The NSP tasks the national government with developing norms and standards for services. In 2017, draft regulations for domestic water and sanitation were developed,4 although this is yet to be ratified.5 A National Water and Sanitation Master Plan was developed in 2018, to establish targets for service delivery to be achieved by 2030.6 In 2022, a draft Water and Sanitation Services on Privately Owned Land Policy was published and is open for public comment.7


The cost of the NSP is not available. The Water and Sanitation Master Plan (2018) estimates that ZAR 900 billion (about USD 56 billion) is needed over 10 years to achieve significant and sustainable improvements in water and sanitation.


A systematic review of the NSP (2016) has not been done but available data suggests some progress. Access to basic sanitation stood at 78 percent in 2013. By 2019, sanitation access increased to 82 percent.8 There remains a deficit in services, and a 2020 study identified the following as challenges:9

  • Lack of maintenance and repairs: Municipalities regularly provide new toilets, but often fail to budget for and fix broken toilets. This reduces the availability of functional services.
  • Increasing backlogs: the number of urban informal settlements increases annually. Municipalities under-estimate this growth. They typically under-budget for services and some areas remain under-served for years.
  • Uneven progress: Sanitation access is higher in cities, compared to rural areas10 which typically have less resources.
  • Water scarcity: There needs to be more investment in sustainable forms of sanitation, but this has not been prioritized.

These issues were exacerbated by COVID-19. Despite this, there are several examples of municipalities implementing inclusive service delivery. The NSP states that sanitation services must be provided to informal settlements in consultation and with participation of the community.

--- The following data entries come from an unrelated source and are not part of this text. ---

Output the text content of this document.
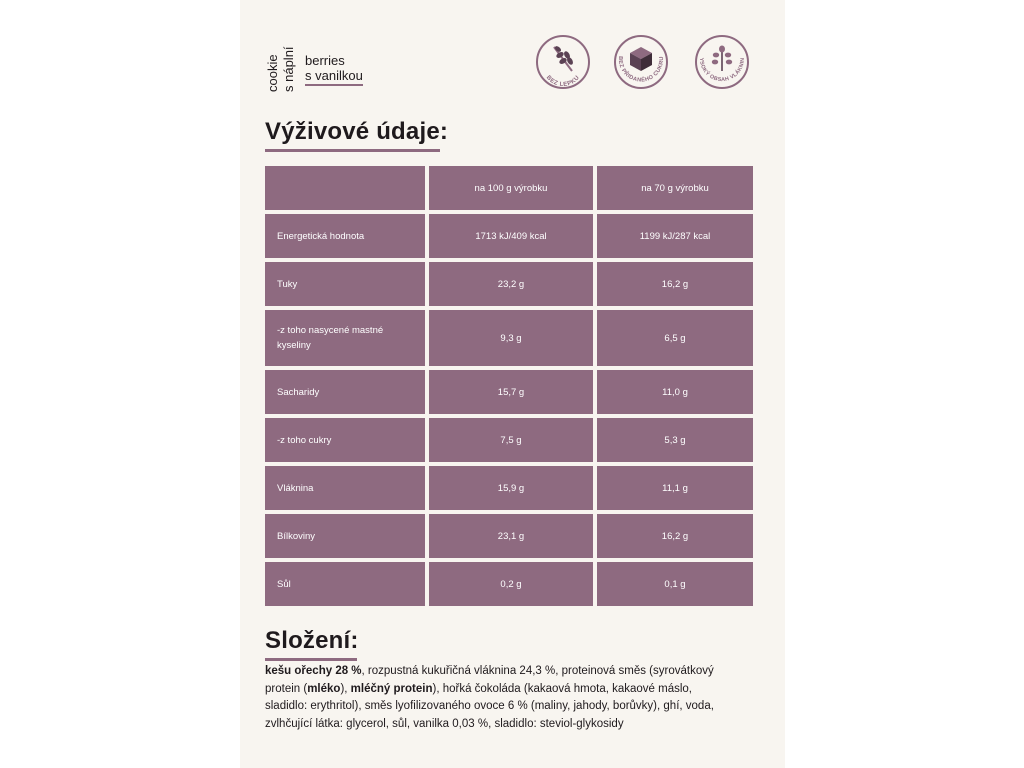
cookie s náplní berries
s vanilkou	BEZ LEPKU
BEZ PŘIDANÉHO CUKRU	YSOKÝ OBSAH VLÁKNIN
Výživové údaje:
	na 100 g výrobku	na 70 g výrobku
Energetická hodnota	1713 kJ/409 kcal	1199 kJ/287 kcal
Tuky	23,2 g	16,2 g
-z toho nasycené mastné kyseliny	9,3 g	6,5 g
Sacharidy	15,7 g	11,0 g
-z toho cukry	7,5 g	5,3 g
Vláknina	15,9 g	11,1 g
Bílkoviny	23,1 g	16,2 g
Sůl	0,2 g	0,1 g
Složení:
kešu ořechy 28 %, rozpustná kukuřičná vláknina 24,3 %, proteinová směs (syrovátkový protein (mléko), mléčný protein), hořká čokoláda (kakaová hmota, kakaové máslo, sladidlo: erythritol), směs lyofilizovaného ovoce 6 % (maliny, jahody, borůvky), ghí, voda, zvlhčující látka: glycerol, sůl, vanilka 0,03 %, sladidlo: steviol-glykosidy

This has created an enabling environment for residents and NGO’s to engage with municipalities on their sanitation needs. It has also catalyzed changes in the way municipalities budget for and provide services, especially for those living in urban informal settlements. For example, Asivikelane, a national coalition of informal settlement grassroots organizations advocating for safe, reliable access to services in informal settlements, has reported the following budgetary and service delivery improvements. These changes were implemented following Asivikelane’s extensive engagement with the government.11


  • The city of Ekurhuleni provided additional chemical toilets and amended the specifications to respond to several quality and safety issues raised by residents.
  • The city of Tshwane amended its specification for sanitation to ensure that communal toilets are accessible for wheelchair bound residents.
  • The city of Johannesburg increased its informal settlements sanitation budget by almost ZAR 20 million (USD 1.2 million), following residents’ written submissions.

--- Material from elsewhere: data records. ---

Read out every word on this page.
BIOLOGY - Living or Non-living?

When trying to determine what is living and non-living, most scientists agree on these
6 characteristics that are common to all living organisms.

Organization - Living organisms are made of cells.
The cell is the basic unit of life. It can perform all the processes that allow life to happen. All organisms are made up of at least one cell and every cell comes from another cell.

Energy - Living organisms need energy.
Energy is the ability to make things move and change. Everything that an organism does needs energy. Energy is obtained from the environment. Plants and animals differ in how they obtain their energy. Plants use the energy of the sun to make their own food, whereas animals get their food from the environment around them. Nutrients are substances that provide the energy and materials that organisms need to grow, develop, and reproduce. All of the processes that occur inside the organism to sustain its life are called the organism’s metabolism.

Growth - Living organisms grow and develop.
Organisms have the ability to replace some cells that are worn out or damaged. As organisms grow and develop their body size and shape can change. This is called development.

  • The city of Cape Town increased its budget for Informal Settlement Sanitation by 36 percent.
  • Residents engaged the Knysna municipality in asking for female-friendly sanitation. In response, the municipality provided separate toilets for men and women, and residents decided on the safest location for these toilets.

The majority of informal settlement residents who are part of Asivikelane, are female (over 60 percent). Women played a pivotal role in leading government advocacy and engagements.

The examples above demonstrates why policies that promote inclusive, participatory service delivery matter for accountability and redistribution. Yet, there remains much more to be done to build trusted partnerships between government and communities in South Africa. The challenge is to scale and integrate this inclusive approach at all levels of government.